43. [My lord,] etc. From 1st quarto; the other quartos and 1st folio have "love, Lord, ay husband, friend," for which Dowden reads: "love-lord, ay, husband-friend." Friend was sometimes = lover; as in Much Ado, v. 2. 72, Oth. iv. 1. 3, A. and C. iii. 12. 22, Cymb. i. 4. 74, etc. Cf.
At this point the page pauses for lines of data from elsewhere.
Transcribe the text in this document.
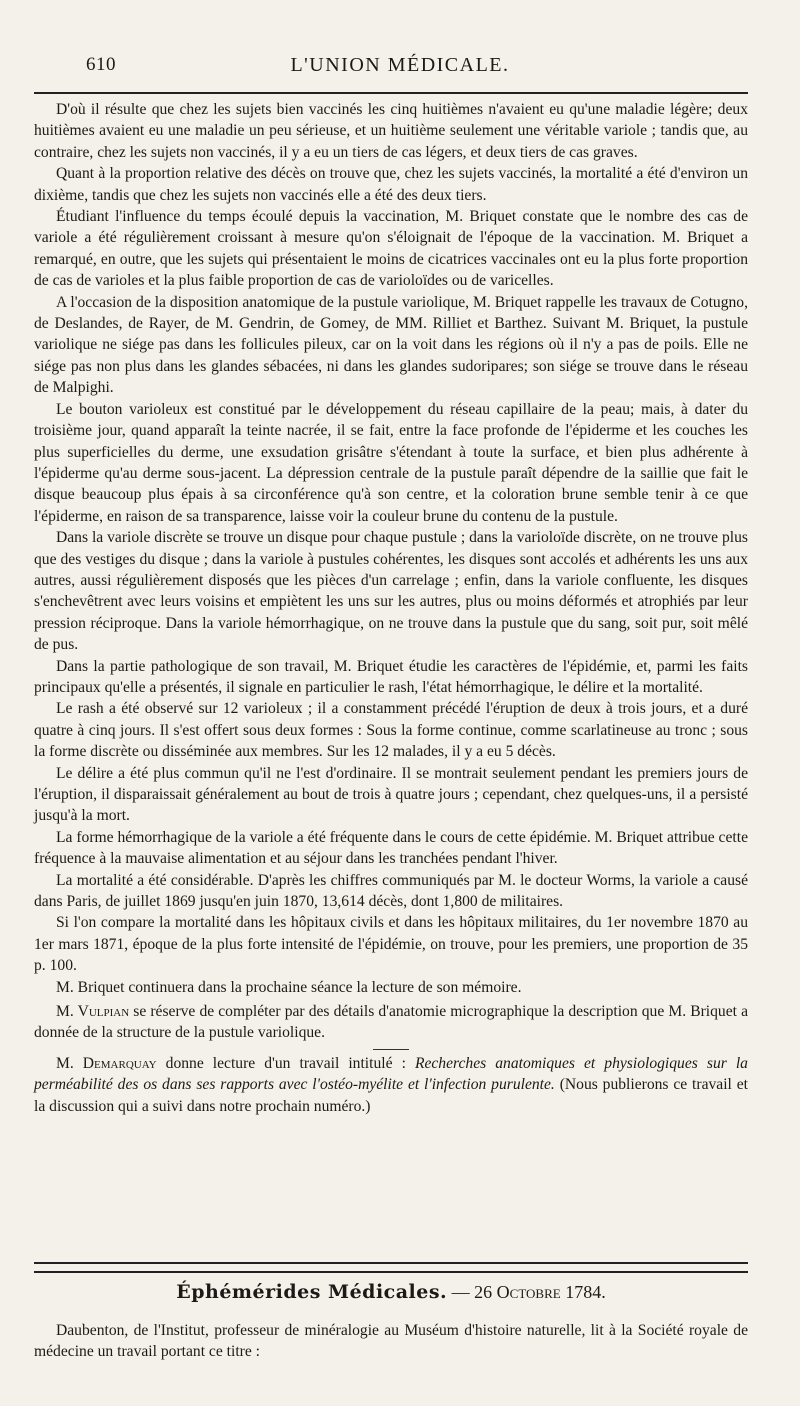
610	L'UNION MÉDICALE.

D'où il résulte que chez les sujets bien vaccinés les cinq huitièmes n'avaient eu qu'une maladie légère; deux huitièmes avaient eu une maladie un peu sérieuse, et un huitième seulement une véritable variole ; tandis que, au contraire, chez les sujets non vaccinés, il y a eu un tiers de cas légers, et deux tiers de cas graves.

Quant à la proportion relative des décès on trouve que, chez les sujets vaccinés, la mortalité a été d'environ un dixième, tandis que chez les sujets non vaccinés elle a été des deux tiers.

Étudiant l'influence du temps écoulé depuis la vaccination, M. Briquet constate que le nombre des cas de variole a été régulièrement croissant à mesure qu'on s'éloignait de l'époque de la vaccination. M. Briquet a remarqué, en outre, que les sujets qui présentaient le moins de cicatrices vaccinales ont eu la plus forte proportion de cas de varioles et la plus faible proportion de cas de varioloïdes ou de varicelles.

A l'occasion de la disposition anatomique de la pustule variolique, M. Briquet rappelle les travaux de Cotugno, de Deslandes, de Rayer, de M. Gendrin, de Gomey, de MM. Rilliet et Barthez. Suivant M. Briquet, la pustule variolique ne siége pas dans les follicules pileux, car on la voit dans les régions où il n'y a pas de poils. Elle ne siége pas non plus dans les glandes sébacées, ni dans les glandes sudoripares; son siége se trouve dans le réseau de Malpighi.

Le bouton varioleux est constitué par le développement du réseau capillaire de la peau; mais, à dater du troisième jour, quand apparaît la teinte nacrée, il se fait, entre la face profonde de l'épiderme et les couches les plus superficielles du derme, une exsudation grisâtre s'étendant à toute la surface, et bien plus adhérente à l'épiderme qu'au derme sous-jacent. La dépression centrale de la pustule paraît dépendre de la saillie que fait le disque beaucoup plus épais à sa circonférence qu'à son centre, et la coloration brune semble tenir à ce que l'épiderme, en raison de sa transparence, laisse voir la couleur brune du contenu de la pustule.

Dans la variole discrète se trouve un disque pour chaque pustule ; dans la varioloïde discrète, on ne trouve plus que des vestiges du disque ; dans la variole à pustules cohérentes, les disques sont accolés et adhérents les uns aux autres, aussi régulièrement disposés que les pièces d'un carrelage ; enfin, dans la variole confluente, les disques s'enchevêtrent avec leurs voisins et empiètent les uns sur les autres, plus ou moins déformés et atrophiés par leur pression réciproque. Dans la variole hémorrhagique, on ne trouve dans la pustule que du sang, soit pur, soit mêlé de pus.

Dans la partie pathologique de son travail, M. Briquet étudie les caractères de l'épidémie, et, parmi les faits principaux qu'elle a présentés, il signale en particulier le rash, l'état hémorrhagique, le délire et la mortalité.

Le rash a été observé sur 12 varioleux ; il a constamment précédé l'éruption de deux à trois jours, et a duré quatre à cinq jours. Il s'est offert sous deux formes : Sous la forme continue, comme scarlatineuse au tronc ; sous la forme discrète ou disséminée aux membres. Sur les 12 malades, il y a eu 5 décès.

Le délire a été plus commun qu'il ne l'est d'ordinaire. Il se montrait seulement pendant les premiers jours de l'éruption, il disparaissait généralement au bout de trois à quatre jours ; cependant, chez quelques-uns, il a persisté jusqu'à la mort.

La forme hémorrhagique de la variole a été fréquente dans le cours de cette épidémie. M. Briquet attribue cette fréquence à la mauvaise alimentation et au séjour dans les tranchées pendant l'hiver.

La mortalité a été considérable. D'après les chiffres communiqués par M. le docteur Worms, la variole a causé dans Paris, de juillet 1869 jusqu'en juin 1870, 13,614 décès, dont 1,800 de militaires.

Si l'on compare la mortalité dans les hôpitaux civils et dans les hôpitaux militaires, du 1er novembre 1870 au 1er mars 1871, époque de la plus forte intensité de l'épidémie, on trouve, pour les premiers, une proportion de 35 p. 100.

M. Briquet continuera dans la prochaine séance la lecture de son mémoire.

M. Vulpian se réserve de compléter par des détails d'anatomie micrographique la description que M. Briquet a donnée de la structure de la pustule variolique.

M. Demarquay donne lecture d'un travail intitulé : Recherches anatomiques et physiologiques sur la perméabilité des os dans ses rapports avec l'ostéo-myélite et l'infection purulente. (Nous publierons ce travail et la discussion qui a suivi dans notre prochain numéro.)

Éphémérides Médicales. — 26 Octobre 1784.

Daubenton, de l'Institut, professeur de minéralogie au Muséum d'histoire naturelle, lit à la Société royale de médecine un travail portant ce titre :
Brooke's poem, where Juliet referring to Romeo, says:—
"For whom I am becomme vnto my selfe a foe,
Disdayneth me, his steadfast frend, and scornes my frendship so;"
and of their parting the poet says:—
"With solemne othe they both theyr sorowfull leaue do take;
They sweare no stormy troubles shall theyr steady friendship shake."
44. [Day in the hour.] The hyperbole is explained by what follows.
53. [I have an ill-divining soul.] "This miserable prescience of futurity I have always regarded as a circumstance particularly beautiful. The same kind of warning from the mind Romeo seems to have been conscious of, on his going to the entertainment at the house of Capulet" (Steevens). See i. 4. 48 and 103 fol. above.
54. [Below.] From 1st quarto; the other early eds. have "so lowe," which is preferred by some of the modern editors.
58. [Dry sorrow drinks our blood.] An allusion to the old notion that sorrow and sighing exhaust the blood. Cf. M.N.D. iii. 2. 97, Ham. iv. 7. 123, Much Ado, iii. 1. 78, etc.